Last week the Clinton Campaign supported ETP's Dakota Access Pipeline project by calling on non-violent protestors to come to the table after being beaten, gassed and locked in dog kennels for their opposition to what her campaign refers to as a “federal infrastructure project” despite it's private ownership. Support for the human rights abuses has come from at least two federal agencies, FEMA and the FAA.

This campaign support can be seen as a quid pro quo to the investing banks. Of the 20 banks that made a profit on the stock deal, fourteen (Credit Suisse, Barclays, BNP Paribas, Citigroup, Deutsche Bank, Goldman Sachs, Jefferies, J.P. Morgan, Merrill Lynch, Morgan Stanley, RBC Capital Markets, TD Securities, UBS Securities, and Wells Fargo Securities have made huge donations to the Clinton Foundation.

The donations were not simply a matter philanthropic cash disbursements as tax write offs. Credit Suisse, Citigroup, Deutsche Bank, Goldman Sachs, and J.P. Morgan were amongst the Wall Street firms forking over Hillary Clinton's $250,000 an hour speaking fees. Another two, Jefferies and BNP Paribas paid for Bill Clinton to speak while TD Securities lavished the former President with a $1.3 million trip to Africa.

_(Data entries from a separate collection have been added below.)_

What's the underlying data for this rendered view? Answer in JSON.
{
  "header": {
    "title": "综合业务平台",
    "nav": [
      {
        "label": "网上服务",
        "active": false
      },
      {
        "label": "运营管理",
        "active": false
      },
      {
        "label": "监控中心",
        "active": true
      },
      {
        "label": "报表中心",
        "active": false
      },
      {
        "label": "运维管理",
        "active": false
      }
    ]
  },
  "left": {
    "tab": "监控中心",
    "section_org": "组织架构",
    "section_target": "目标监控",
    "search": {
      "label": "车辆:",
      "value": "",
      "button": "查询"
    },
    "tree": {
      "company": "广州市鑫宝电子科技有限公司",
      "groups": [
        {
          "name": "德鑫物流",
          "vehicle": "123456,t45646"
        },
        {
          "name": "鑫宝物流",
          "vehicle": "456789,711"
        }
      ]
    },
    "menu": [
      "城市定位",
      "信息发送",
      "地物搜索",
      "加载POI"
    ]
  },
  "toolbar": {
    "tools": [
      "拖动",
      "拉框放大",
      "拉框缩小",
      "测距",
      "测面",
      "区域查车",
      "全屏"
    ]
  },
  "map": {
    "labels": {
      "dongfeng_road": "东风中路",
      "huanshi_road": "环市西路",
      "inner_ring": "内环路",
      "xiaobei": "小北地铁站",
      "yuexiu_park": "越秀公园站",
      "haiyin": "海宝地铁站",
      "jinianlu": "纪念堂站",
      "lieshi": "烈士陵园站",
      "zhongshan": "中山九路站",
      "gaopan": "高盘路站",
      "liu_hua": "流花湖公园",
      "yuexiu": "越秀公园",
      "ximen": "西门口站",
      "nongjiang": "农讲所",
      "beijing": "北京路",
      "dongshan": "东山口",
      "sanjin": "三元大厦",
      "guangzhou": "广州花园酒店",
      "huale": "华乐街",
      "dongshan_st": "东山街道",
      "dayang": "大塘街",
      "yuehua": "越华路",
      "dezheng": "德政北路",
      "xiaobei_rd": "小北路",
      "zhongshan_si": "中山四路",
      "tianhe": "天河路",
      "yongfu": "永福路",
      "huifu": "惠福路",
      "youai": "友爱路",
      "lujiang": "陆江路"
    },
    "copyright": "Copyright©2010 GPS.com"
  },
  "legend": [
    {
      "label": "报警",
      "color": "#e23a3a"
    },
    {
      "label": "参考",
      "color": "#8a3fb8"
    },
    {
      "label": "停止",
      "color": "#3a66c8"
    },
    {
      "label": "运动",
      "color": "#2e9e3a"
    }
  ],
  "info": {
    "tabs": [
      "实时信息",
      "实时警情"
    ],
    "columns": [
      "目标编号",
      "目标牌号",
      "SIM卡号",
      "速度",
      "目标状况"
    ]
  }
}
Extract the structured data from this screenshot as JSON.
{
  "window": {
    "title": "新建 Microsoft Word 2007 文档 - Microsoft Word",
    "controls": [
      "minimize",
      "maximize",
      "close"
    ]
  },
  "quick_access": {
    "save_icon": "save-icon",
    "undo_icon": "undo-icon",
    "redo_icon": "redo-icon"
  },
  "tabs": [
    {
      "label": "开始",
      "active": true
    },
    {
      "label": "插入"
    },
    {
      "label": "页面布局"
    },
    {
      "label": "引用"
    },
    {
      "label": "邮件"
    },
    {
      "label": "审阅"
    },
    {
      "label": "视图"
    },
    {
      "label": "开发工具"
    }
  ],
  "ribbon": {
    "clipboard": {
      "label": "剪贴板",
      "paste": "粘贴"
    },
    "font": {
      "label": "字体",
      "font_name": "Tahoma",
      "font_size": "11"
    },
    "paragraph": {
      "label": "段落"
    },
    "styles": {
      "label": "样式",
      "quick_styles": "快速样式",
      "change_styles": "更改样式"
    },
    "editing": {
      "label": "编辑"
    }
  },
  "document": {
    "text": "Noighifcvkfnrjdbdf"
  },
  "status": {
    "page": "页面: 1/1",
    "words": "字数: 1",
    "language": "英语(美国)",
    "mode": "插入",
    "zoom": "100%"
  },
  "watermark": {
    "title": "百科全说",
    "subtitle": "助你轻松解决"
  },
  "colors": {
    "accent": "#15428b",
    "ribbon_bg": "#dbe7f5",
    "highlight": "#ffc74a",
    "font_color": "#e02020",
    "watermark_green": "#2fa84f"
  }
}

Bill Clinton's gold plated jaunt was in support of a joint program by TD Securities and the Banro corporation with the Clinton Global Initiative's health care program in the Congo. One might wonder how many children could have been vaccinated and thus not died from preventable disease with that money if the former President had simply shut up and stayed home.

The connections between the Clinton Global Initiative and these banks does not end with TD Securities. With the exception of Jefferies, ever single one of the 14 donors to the Clinton Foundation has some level of ongoing partnership with the Clinton Global Initiative. One bank, UBS Securities even has a leadership connection. Erika Karp, a former managing director at UBS until forming her own investment firm, is a key adviser to the Market Based Strategies track at CGI. Before working at UBS Karp was a director at Credit Suisse, thus showing that the doors of power constantly revolve.

It is clear from the federal support, as well as assistance in repression from State and County level governments, that the completion of the Dakota Access Pipeline is a major priority for the establishment. Support from the current Obama administration will likely be ratcheted up in the incoming second Clinton Administration. The banks and energy companies have already bought Hillary Clinton's support for this project.


The Editor in Chief of The Outsider, Shawn Gaynor, contributed research to this article.